No More About the Trip After This, I Promise
This will be an unusual entry, about places we did not see. Considering the blog’s title, I usually write about things I’ve actually seen. But you can’t see everything, no matter how much time you spend at it. Such is the inexhaustible nature of the world, or maybe the exhaustible nature of any small group of people.
• La Crosse, Wis. By all reports, it has a pretty downtown. Didn’t find out. We drove through it without stopping on our first day out, when we wanted to get as far as possible, to make the second and third days of driving easier.
• Minnesota 16. For the same reason, we skipped this road through the Richard J. Dorer Memorial Hardwood State Forest in southeastern Minnesota. It parallels I-90, mostly, but such roads are always slower.
• Sioux Falls, SD. Among other things, there’s a park in that town with the outline of the USS South Dakota in concrete. The Interstate takes you north of town, without much indication that it’s there, aside from the signs.
• Stratosphere Balloon Landing Site (1935). What’s the story here? I’d rather not look it up. Let it stay a mysterious point of interest on my maps (both Rand McNally and Michelin) a few miles south of I-90 in Aurora County, SD.
• The historic forts along the Missouri in South Dakota: Kiowa, Hale and Defiance, not to mention Pierre Choteau, and a place called the Triple U Buffalo Ranch. We also bypassed the Akta Lakota Museum.
• Wall Drug and the Badlands NP had their charms, but what about Minuteman Missile National Historic Site nearby? Cool, ICBMs. But I understand that you have to make reservations to get in the silos a long time in advance, which I only found out about just before we left.
• Rapid City & Sites, including Dinosaur Park. Something my brothers (then eight and five years old) remember from a family vacation to South Dakota in 1960, a year before my birth. Too bad, we deprived Lilly of that opportunity for recollection in 2050.
• Took a look around Deadwood, SD, but not Sturgis—which was already beginning to choke with bikers coming to the Sturgis Rally, which was to begin the week after we passed through. Also buzzed by Lead and Spearfish, SD, two towns with fine names.
• Bought supplies in Belle Fourche, SD, just before entering Wyoming and Montana. Up the road on US 85 is “the Geographic Center of the US.” My, oh my. Couldn’t justify the extra miles to see some kind of obscure marker. This time.
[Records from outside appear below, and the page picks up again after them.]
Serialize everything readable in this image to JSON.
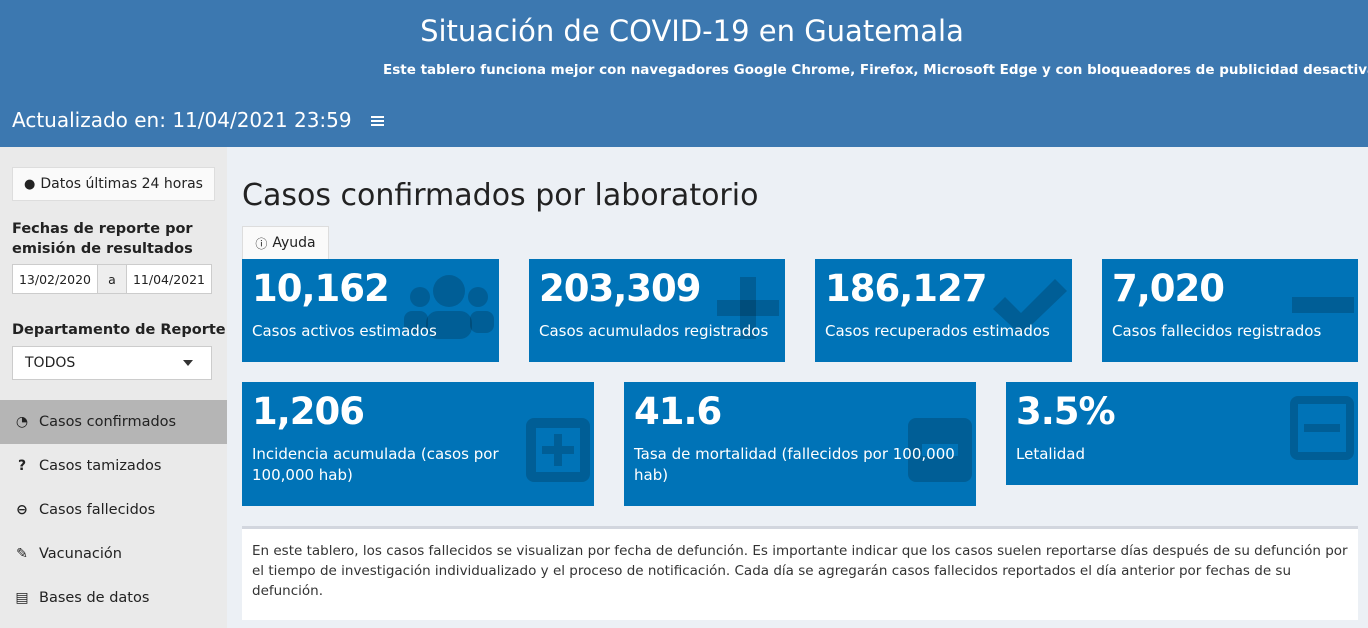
{
  "header": {
    "title": "Situación de COVID-19 en Guatemala",
    "subtitle": "Este tablero funciona mejor con navegadores Google Chrome, Firefox, Microsoft Edge y con bloqueadores de publicidad desactivados",
    "updated": "Actualizado en: 11/04/2021 23:59"
  },
  "sidebar": {
    "button": "Datos últimas 24 horas",
    "date_label": "Fechas de reporte por emisión de resultados",
    "date_from": "13/02/2020",
    "date_sep": "a",
    "date_to": "11/04/2021",
    "dept_label": "Departamento de Reporte",
    "dept_value": "TODOS",
    "menu": [
      "Casos confirmados",
      "Casos tamizados",
      "Casos fallecidos",
      "Vacunación",
      "Bases de datos"
    ]
  },
  "main": {
    "heading": "Casos confirmados por laboratorio",
    "help": "Ayuda",
    "boxes": [
      {
        "value": "10,162",
        "label": "Casos activos estimados"
      },
      {
        "value": "203,309",
        "label": "Casos acumulados registrados"
      },
      {
        "value": "186,127",
        "label": "Casos recuperados estimados"
      },
      {
        "value": "7,020",
        "label": "Casos fallecidos registrados"
      },
      {
        "value": "1,206",
        "label": "Incidencia acumulada (casos por 100,000 hab)"
      },
      {
        "value": "41.6",
        "label": "Tasa de mortalidad (fallecidos por 100,000 hab)"
      },
      {
        "value": "3.5%",
        "label": "Letalidad"
      }
    ],
    "note": "En este tablero, los casos fallecidos se visualizan por fecha de defunción. Es importante indicar que los casos suelen reportarse días después de su defunción por el tiempo de investigación individualizado y el proceso de notificación. Cada día se agregarán casos fallecidos reportados el día anterior por fechas de su defunción."
  }
}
• Saw the very spot where fate caught up with George Armstrong Custer and his men, but not the Custer and Reno Museums. Poor Reno, he got the blame, though not officially.
• Plenty of Yellowstone, but really only a fraction. Too tired to consider the Grand Tetons after Yellowstone.
• Driving home, the goal was to get home. So we stopped for very little. A whole other trip could have been stitched together from such bypassed places as; Cody, Wyo.; the hot springs of Themopolis, Wyo.; Hell’s Half Acre, Natrona County, Wyo.; Casper; Fort Laramie NHS, Goshen County, Wyo.; Scotts Bluff National Monument, Scottsbluff, Neb.; Chimney Rock NHS, Morrill County, Neb.; various sites and towns along the Platte; the SAC Museum between Lincoln and Omaha; and even places in Iowa, especially Winterset, the birthplace of Marion Morrison, better known as John Wayne.